Purpura pigmentosa progressiva: etiologically unexplained (medication?) pronounced clinical picture that has been changing for several months with symmetrically distributed, disseminated, non-itching, yellow-brown, spots.

Keratosis lichenoides chronica: generalized eminently chronic, moderately itchy clinical picture with reddish, firm, papules and plaques with scaling.

Ulcus cruris arteriosum: chronic, slowly progressive, painful, deep, sharp-edged ulcer located in the area of the lower leg clitoris, measuring approx. 5.5 x 3.5 cm. The periulcerous area is reddened and overheated. The patient suffers from a PAVK of the multi-level type and has been a heavy cigarette smoker for 30 years.

Balanitis plasmacellularis: chronic balanitis in a 62 year old patient. no other skin diseases known. no diabetes mellitus. slight urinary incontinence in case of prostate hyperplasia. sharply defined, slightly raised red plaque. no significant symptoms.

Lymphangioma circumscriptum: Densely aggregated vesicles, usually with haemorrhagic content (so-called haematolymphangioma).

Hand-foot-mouth disease. few, acute, painful, polygonal vesicles with a red courtyard. unspecific flu-like prodromies that had persisted about 2 weeks before.

Leiomyoma. Close up of the multiple leiomyomas described above.

Lichen sclerosus extragenitaler: Progressive lichen sclerosus for 2 years with a clearly sunken scarring of the lower lip and chin; surrounding, flat, blurred, clearly consistent plaque with a red-white coloration in the chin area (here the clinical features of the lichen sclerosus are visible).

Purpura thrombocytopenic: line shaped, fresh skin bleeding (diascopically not pushable away) after intensive scratching

Angioma seniles of the lips (also lip margin angioma): a soft, completely compressible, symptom-free lump that has existed for several years.

Psoriasis seborrhoeic type: Chronic recurrent, sharply defined, flat, rough, partly with yellowish scaling, bordering, red spots and plaques.

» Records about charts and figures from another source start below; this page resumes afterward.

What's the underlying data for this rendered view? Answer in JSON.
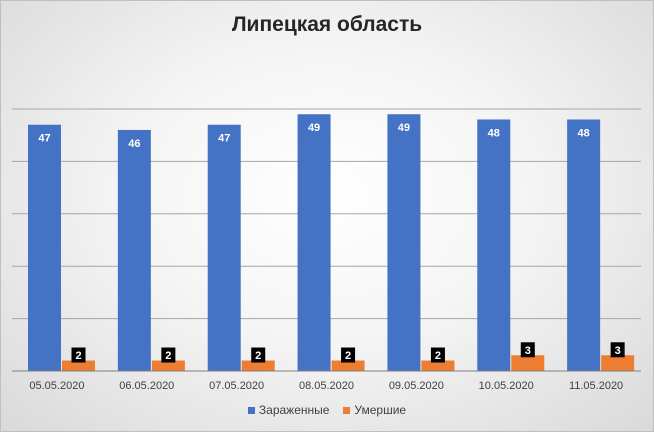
{
  "chart_data": {
    "type": "bar",
    "title": "Липецкая область",
    "categories": [
      "05.05.2020",
      "06.05.2020",
      "07.05.2020",
      "08.05.2020",
      "09.05.2020",
      "10.05.2020",
      "11.05.2020"
    ],
    "series": [
      {
        "name": "Зараженные",
        "color": "#4472c4",
        "values": [
          47,
          46,
          47,
          49,
          49,
          48,
          48
        ]
      },
      {
        "name": "Умершие",
        "color": "#ed7d31",
        "values": [
          2,
          2,
          2,
          2,
          2,
          3,
          3
        ]
      }
    ],
    "ylim": [
      0,
      50
    ],
    "grid": true,
    "legend": "bottom"
  }
}
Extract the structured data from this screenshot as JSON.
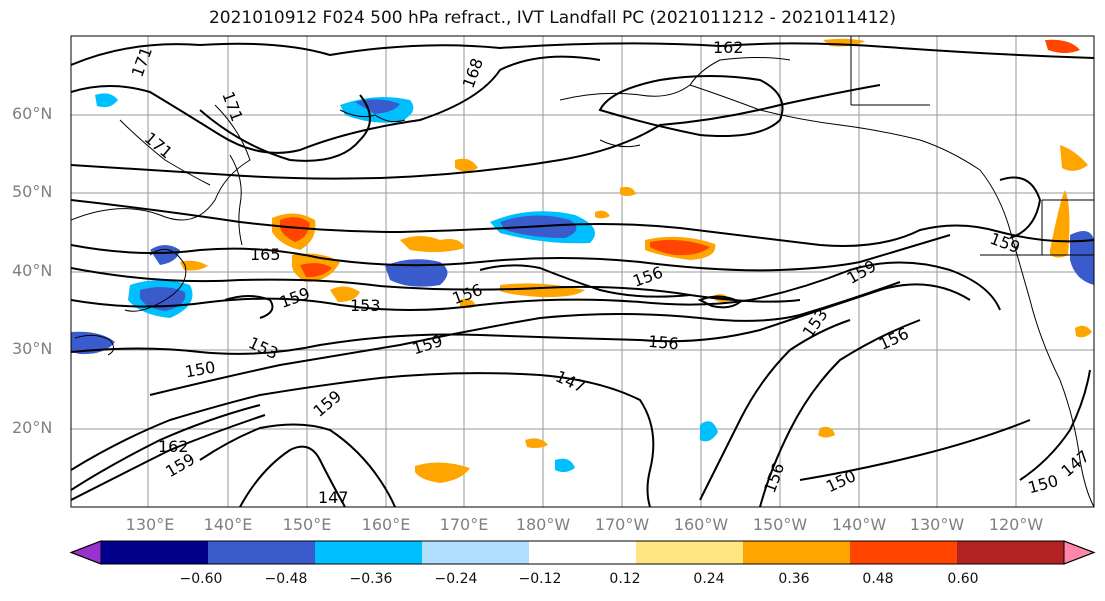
{
  "title": "2021010912 F024 500 hPa refract., IVT Landfall PC (2021011212 - 2021011412)",
  "lat_labels": [
    "60°N",
    "50°N",
    "40°N",
    "30°N",
    "20°N"
  ],
  "lon_labels": [
    "130°E",
    "140°E",
    "150°E",
    "160°E",
    "170°E",
    "180°W",
    "170°W",
    "160°W",
    "150°W",
    "140°W",
    "130°W",
    "120°W"
  ],
  "contour_labels": [
    "162",
    "168",
    "171",
    "171",
    "171",
    "165",
    "159",
    "153",
    "156",
    "156",
    "159",
    "153",
    "150",
    "159",
    "156",
    "147",
    "153",
    "156",
    "159",
    "162",
    "159",
    "147",
    "150",
    "150",
    "147",
    "159",
    "156"
  ],
  "colorbar": {
    "ticks": [
      "−0.60",
      "−0.48",
      "−0.36",
      "−0.24",
      "−0.12",
      "0.12",
      "0.24",
      "0.36",
      "0.48",
      "0.60"
    ],
    "colors": [
      "#9932CC",
      "#00008B",
      "#3A5BCB",
      "#00BFFF",
      "#B0E0FF",
      "#FFFFFF",
      "#FFE680",
      "#FFA500",
      "#FF4500",
      "#B22222",
      "#FF88AA"
    ]
  }
}
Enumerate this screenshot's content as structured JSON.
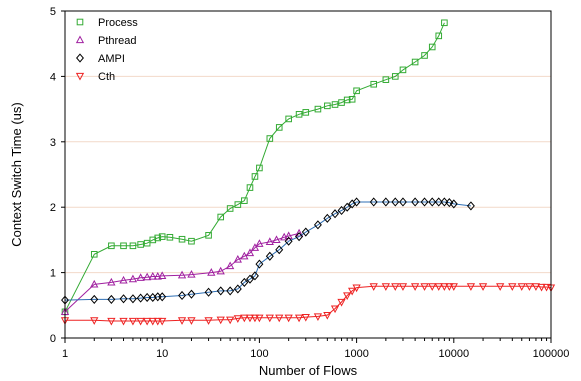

ecchymosis syndrome, painful, intermittent manifestation of painful skin bleeding in a 48-year-old man. initial development of oedematous, overheated, pressure-sensitive erythema. subsequent development of skin bleeding and slow expansion of the skin changes. scarless healing after 1-2 weeks. in the present case, there was a severely pronounced clinical picture with multiple accompanying symptoms, especially fever, weight loss, fatigue, muscle and headaches, arthralgia, epistaxis, haemoptysis and haematuria.

Dermatosis, acute febrile neutrophils (Sweet Syndrome): suddenly appearing inflammatory, succulent, livid red papules that have conflued into larger and plaques, combined with fever and feeling of illness.